SciFi/Fantasy Novella Review: The Ascent to Godhood by JY Yang





JY Yang's Tensorate novella series is one of the more interesting series of novellas to come out in the past two years.  The series has always tried to maintain a tradition of having each book be stand-alone and yet at the same time fit into a longer continuity, allowing a reader to pick up any entry into the series in any order.  It's also been a series unafraid to explore different tones and styles, even as each entry takes place in the same Asian-inspired queer-friendly fantasy world.  I think I enjoyed the third of these novellas (The Descent of Monsters - review here) the most, but they've all been at least solid, so naturally I was always bound to pick up this 4th novella.

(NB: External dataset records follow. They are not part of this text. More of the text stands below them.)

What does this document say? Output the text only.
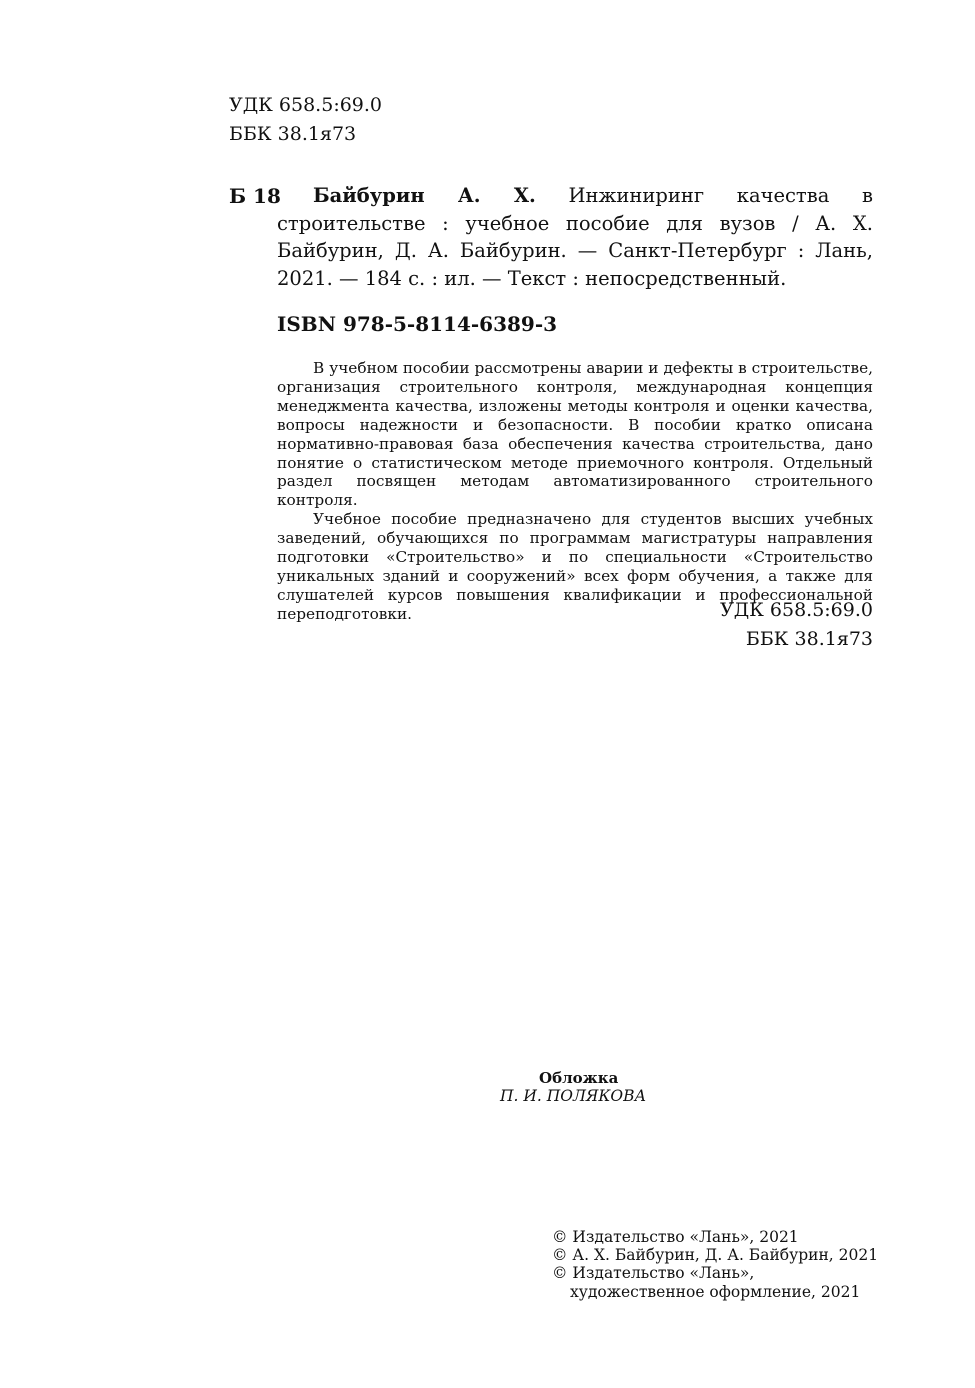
УДК 658.5:69.0
ББК 38.1я73
Б 18	Байбурин А. Х. Инжиниринг качества в строительстве : учебное пособие для вузов / А. Х. Байбурин, Д. А. Байбурин. — Санкт-Петербург : Лань, 2021. — 184 с. : ил. — Текст : непосредственный.
ISBN 978-5-8114-6389-3

В учебном пособии рассмотрены аварии и дефекты в строительстве, организация строительного контроля, международная концепция менеджмента качества, изложены методы контроля и оценки качества, вопросы надежности и безопасности. В пособии кратко описана нормативно-правовая база обеспечения качества строительства, дано понятие о статистическом методе приемочного контроля. Отдельный раздел посвящен методам автоматизированного строительного контроля.

Учебное пособие предназначено для студентов высших учебных заведений, обучающихся по программам магистратуры направления подготовки «Строительство» и по специальности «Строительство уникальных зданий и сооружений» всех форм обучения, а также для слушателей курсов повышения квалификации и профессиональной переподготовки.	УДК 658.5:69.0
ББК 38.1я73
Обложка
П. И. ПОЛЯКОВА
© Издательство «Лань», 2021
© А. Х. Байбурин, Д. А. Байбурин, 2021
© Издательство «Лань»,
художественное оформление, 2021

The result is probably my least favorite of the series, as it feels the most generic of them all - a flashback to the rise of the Protector, the greater antagonist of the series so far, from the perspective of her one-time romantic partner and later political opponent.  It's also incredibly short, and left me feeling "That's it?" when it was completed.  More on this after the jump:

Quick Plot Summary:  The Protector is dead.  One would think that this news would make Lady Han - the leader of the Machinist rebellion against the Protector - celebrate.  But instead, she grieves for the loss of the woman she has fought against for years.  In the midst of this grief she finds a fellow soul also grieving, and to that soul Lady Han tells the story.  The story of how Lady Han came to meet the Protector and became the Protector's right hand woman, as the Protector - then named Hekate - rose from ambitious but still human royal daughter to the monster they all knew and feared.....

Thoughts: The Ascent to Godhood is an.....interesting installment in this series, in that it feels both so very unconnected from the rest of the series and at the same time seems to make the most references to obscure or seemingly-forgotten characters from prior installments (particularly the first) that it made me repeatedly want to go back.  The novella starts by positing a major event in the series - the most significant long-running antagonist is dead! - and then....never actually tells the story of her death at all (how it happened is implied at the end in a reference to the 3rd novella).  Instead, this is a prequel about how the Protector came to be the cruel evil tyrant as she rose from a young royal princess to the most powerful person in the country.  And it's a solid story mind you, if a little predictable, and the emotional connection between the Protector and Lady Han (herself one of those bit characters I'd forgotten about) does work pretty well, as does the rest of Yang's writing.

But at the same time, the whole of it feels, and maybe this is because this is such a short installment, incredibly generic, with little of the interesting aspects of the setting really making much difference.  You could easily have shifted this novella to another fantasy universe and I think it would still work, which is kind of disappointing and removes some of its impact, especially after all that we've read through the first three installments.  By contrast, that third installment for example (The Descent of Monsters) was often hilarious in tone as well as emotionally strong, and used the special aspects of this series in excellent ways to further the story....here we lose that last bit.  Again, it's a fine novella, but it left me more nonplussed than anything at the end.  Ah well, hopefully we get a fifth installment that can bounce back.